When our readers ask us for the most simple, unfussy, delicious 15-minute meal, we always recommend this tortellini alla panna recipe.
Tortellini is on just about every corner in Bologna, Italy, and it’s one of the very best foods you can enjoy from this historic capital of the Emilia-Romagna region. Handmade by Sfogline (literally translated as “pasta ladies”), you can purchase tortellini in grocery stores, pasta shops, and of course restaurants.
Tortellini is enjoyed in a myriad of ways in Bologna, oftentimes covered in a bolognese sauce, with tomato sauce and fresh basil, or most traditionally in broth. But the most comforting, rich tortellini dish of all, is tortellini alla panna– tortellini tossed in a rich, homemade cream sauce.
We enjoyed this particular dish at two fantastic restaurants in Bologna (see our guide to the 15 best restaurants in Bologna) including Oltre and Bottega Portici. It’s a simple dish composed of tortellini and a delightfully savory cream sauce. And the best part is that you can make this dish at home within minutes.
How to Make Tortellini Alla Panna
Tortellini alla panna is one of the easiest pasta dishes you will ever make. First, cook your tortellini in generously salted boiling water. While the pasta is cooking bring your butter and heavy cream to a simmer. After the tortellini is finished cooking, simply add it to your butter and cream mixture with some finely grated Parmigiano-Reggiano (grate your own and skip the pre-grated stuff– we promise it will taste better!). Don’t forget to add enough salt to this dish– there’s nothing worse than an under-seasoned pasta dish! Serve and devour while hot.

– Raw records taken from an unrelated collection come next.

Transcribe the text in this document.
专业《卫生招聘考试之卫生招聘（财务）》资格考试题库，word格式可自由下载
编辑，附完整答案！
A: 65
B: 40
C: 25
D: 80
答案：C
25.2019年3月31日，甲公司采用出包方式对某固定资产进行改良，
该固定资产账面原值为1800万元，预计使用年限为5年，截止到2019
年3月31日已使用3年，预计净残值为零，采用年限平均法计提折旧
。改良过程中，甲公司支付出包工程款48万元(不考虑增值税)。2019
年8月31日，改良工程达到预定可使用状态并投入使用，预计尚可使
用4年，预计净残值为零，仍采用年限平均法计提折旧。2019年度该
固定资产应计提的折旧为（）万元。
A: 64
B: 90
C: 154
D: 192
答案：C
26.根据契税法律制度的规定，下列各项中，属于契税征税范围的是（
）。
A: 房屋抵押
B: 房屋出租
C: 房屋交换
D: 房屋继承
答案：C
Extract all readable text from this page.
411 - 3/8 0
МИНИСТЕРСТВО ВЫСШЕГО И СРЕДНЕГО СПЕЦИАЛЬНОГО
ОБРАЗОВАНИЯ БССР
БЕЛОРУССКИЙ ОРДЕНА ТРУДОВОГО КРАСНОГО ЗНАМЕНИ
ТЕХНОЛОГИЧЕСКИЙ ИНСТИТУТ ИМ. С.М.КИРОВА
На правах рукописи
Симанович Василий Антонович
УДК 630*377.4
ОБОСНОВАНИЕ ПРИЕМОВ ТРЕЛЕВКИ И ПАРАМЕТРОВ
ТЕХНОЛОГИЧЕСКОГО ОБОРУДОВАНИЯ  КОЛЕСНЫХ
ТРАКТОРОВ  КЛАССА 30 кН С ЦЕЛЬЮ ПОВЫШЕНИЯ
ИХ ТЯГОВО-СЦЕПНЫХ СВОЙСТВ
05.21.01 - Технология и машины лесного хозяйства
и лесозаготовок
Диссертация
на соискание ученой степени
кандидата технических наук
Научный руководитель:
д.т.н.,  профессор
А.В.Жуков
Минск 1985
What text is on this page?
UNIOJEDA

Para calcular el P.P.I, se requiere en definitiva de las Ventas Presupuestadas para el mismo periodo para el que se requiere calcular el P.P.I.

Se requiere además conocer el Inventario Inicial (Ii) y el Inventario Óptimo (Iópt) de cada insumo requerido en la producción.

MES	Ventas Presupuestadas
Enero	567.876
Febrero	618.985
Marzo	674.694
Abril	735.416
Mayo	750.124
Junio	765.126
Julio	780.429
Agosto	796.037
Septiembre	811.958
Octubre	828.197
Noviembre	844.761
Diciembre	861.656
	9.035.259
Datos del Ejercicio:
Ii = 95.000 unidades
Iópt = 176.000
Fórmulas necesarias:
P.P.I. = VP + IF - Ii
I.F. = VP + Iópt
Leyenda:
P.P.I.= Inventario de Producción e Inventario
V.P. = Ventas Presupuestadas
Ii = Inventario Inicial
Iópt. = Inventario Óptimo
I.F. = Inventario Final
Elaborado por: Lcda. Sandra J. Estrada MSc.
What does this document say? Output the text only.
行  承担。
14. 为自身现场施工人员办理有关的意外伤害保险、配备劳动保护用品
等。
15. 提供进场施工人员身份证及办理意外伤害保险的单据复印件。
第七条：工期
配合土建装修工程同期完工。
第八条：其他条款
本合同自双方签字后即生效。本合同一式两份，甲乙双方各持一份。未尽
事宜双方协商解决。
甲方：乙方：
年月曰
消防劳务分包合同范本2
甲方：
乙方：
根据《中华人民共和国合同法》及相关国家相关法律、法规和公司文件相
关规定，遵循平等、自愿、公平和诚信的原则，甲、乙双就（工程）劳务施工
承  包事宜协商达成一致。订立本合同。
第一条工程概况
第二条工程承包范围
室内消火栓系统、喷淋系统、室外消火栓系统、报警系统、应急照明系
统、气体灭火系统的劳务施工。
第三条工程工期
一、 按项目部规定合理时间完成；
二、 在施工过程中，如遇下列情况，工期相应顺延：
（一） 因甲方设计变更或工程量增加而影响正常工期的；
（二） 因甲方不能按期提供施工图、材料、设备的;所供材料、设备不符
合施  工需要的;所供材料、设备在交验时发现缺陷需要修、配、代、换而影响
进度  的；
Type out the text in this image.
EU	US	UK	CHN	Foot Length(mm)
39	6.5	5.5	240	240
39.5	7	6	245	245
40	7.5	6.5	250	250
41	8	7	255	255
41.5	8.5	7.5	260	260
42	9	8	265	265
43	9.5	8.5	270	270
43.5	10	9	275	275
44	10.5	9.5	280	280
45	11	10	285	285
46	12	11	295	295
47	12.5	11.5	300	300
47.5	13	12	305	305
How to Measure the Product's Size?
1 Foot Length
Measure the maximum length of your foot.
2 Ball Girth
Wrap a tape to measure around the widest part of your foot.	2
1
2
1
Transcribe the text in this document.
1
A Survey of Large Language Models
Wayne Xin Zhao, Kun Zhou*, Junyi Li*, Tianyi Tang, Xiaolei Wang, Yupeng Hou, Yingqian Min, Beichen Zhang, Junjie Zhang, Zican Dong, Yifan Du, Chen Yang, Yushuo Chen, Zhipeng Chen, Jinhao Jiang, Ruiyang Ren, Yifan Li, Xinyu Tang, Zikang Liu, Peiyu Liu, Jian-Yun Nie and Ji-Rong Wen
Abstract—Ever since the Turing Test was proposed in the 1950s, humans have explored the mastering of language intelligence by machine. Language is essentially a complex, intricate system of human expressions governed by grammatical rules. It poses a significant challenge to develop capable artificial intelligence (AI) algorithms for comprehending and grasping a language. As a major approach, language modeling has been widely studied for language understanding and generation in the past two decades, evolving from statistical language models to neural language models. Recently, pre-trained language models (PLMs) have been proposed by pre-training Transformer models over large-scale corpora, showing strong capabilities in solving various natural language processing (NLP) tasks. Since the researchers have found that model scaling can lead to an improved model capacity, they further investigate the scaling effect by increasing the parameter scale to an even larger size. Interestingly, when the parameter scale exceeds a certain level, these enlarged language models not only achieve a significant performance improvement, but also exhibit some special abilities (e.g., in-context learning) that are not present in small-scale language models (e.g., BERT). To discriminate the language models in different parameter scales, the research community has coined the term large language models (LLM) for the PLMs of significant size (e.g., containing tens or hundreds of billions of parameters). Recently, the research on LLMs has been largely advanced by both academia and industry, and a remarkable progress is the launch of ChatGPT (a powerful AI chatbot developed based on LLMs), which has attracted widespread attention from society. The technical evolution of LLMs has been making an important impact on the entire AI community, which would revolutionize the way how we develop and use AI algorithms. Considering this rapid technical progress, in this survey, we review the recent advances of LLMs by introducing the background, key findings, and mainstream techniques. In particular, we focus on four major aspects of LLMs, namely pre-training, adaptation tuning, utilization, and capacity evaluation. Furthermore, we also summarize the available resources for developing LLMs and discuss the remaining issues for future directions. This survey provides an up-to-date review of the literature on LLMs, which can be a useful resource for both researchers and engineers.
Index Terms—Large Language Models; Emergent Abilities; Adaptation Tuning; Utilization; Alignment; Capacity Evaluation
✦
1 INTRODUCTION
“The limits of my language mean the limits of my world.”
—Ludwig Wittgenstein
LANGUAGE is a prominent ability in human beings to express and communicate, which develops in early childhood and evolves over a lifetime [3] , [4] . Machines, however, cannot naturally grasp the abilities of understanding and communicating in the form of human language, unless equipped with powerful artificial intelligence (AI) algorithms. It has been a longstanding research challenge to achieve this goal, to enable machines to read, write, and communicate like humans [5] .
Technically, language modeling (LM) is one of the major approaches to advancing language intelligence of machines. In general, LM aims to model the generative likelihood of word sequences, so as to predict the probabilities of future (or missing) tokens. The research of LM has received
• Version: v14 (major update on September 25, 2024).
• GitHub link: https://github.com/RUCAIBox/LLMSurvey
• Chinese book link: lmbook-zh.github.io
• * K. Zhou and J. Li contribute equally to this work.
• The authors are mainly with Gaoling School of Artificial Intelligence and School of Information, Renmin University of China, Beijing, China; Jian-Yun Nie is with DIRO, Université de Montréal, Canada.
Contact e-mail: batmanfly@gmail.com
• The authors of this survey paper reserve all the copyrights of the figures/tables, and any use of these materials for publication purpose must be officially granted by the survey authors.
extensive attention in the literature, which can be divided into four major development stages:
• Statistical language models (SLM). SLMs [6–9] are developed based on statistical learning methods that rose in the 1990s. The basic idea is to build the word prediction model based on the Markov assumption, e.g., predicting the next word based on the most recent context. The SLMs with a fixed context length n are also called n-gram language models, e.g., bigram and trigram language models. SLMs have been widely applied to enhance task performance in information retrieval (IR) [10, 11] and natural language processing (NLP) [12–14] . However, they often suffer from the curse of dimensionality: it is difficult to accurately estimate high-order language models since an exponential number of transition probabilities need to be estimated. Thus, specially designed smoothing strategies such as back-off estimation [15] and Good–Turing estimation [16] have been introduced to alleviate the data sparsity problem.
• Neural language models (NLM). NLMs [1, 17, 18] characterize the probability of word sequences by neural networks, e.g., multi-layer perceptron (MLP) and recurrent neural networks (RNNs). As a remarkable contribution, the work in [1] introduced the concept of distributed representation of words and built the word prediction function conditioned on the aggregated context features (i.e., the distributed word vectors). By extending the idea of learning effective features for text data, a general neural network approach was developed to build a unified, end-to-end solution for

What Kind Of Tortellini Should I Buy?
First and foremost, make sure you buy fresh tortellini for the best results. We love the cheese tortellini from Trader Joe’s but you can prepare this recipe with whatever tortellini is available to you at your grocery store or (better yet) European or Italian Market. The three main kinds of tortellini that you’ll find are cheese, spinach, or authentic, meat-filled tortellini like you’d see in Bologna made with pork, mortadella, prosciutto, and Parmigiano-Reggiano. All work great for this recipe and can be used interchangeably. Happy cooking!
Tortellini Alla Panna
- 16-20 ounces fresh, uncooked tortellini
- 4 Tablespoons butter
- 1 1/2 cups heavy cream
- salt and pepper to taste
- 1 cup Parmigiano-Reggiano, finely grated
- Bring a large pot of water to boil and generously salt with kosher salt. Cook tortellini in boiling water until al dente (oftentimes a minute or two below package instructions). Once finished cooking, reserve 1/2 cup of the starchy pasta water and set aside, and strain the pasta.
- While tortellini is cooking heat the butter and heavy cream over medium heat in a dutch oven or nonstick skillet, until mixture is bubbly and reaches a gentle simmer. Add a pinch or two of salt and a few cranks of fresh cracked pepper and remove from heat.
- Add Parmigiano-Reggiano and cooked tortellini to the butter and cream mixture and fold together gently. If the mixture is too thick, add some of the reserved pasta water (start with about 1/4 cup) and fold into sauce and pasta until incorporated. Salt and pepper to taste, and serve immediately with additional parm and pepper as desired.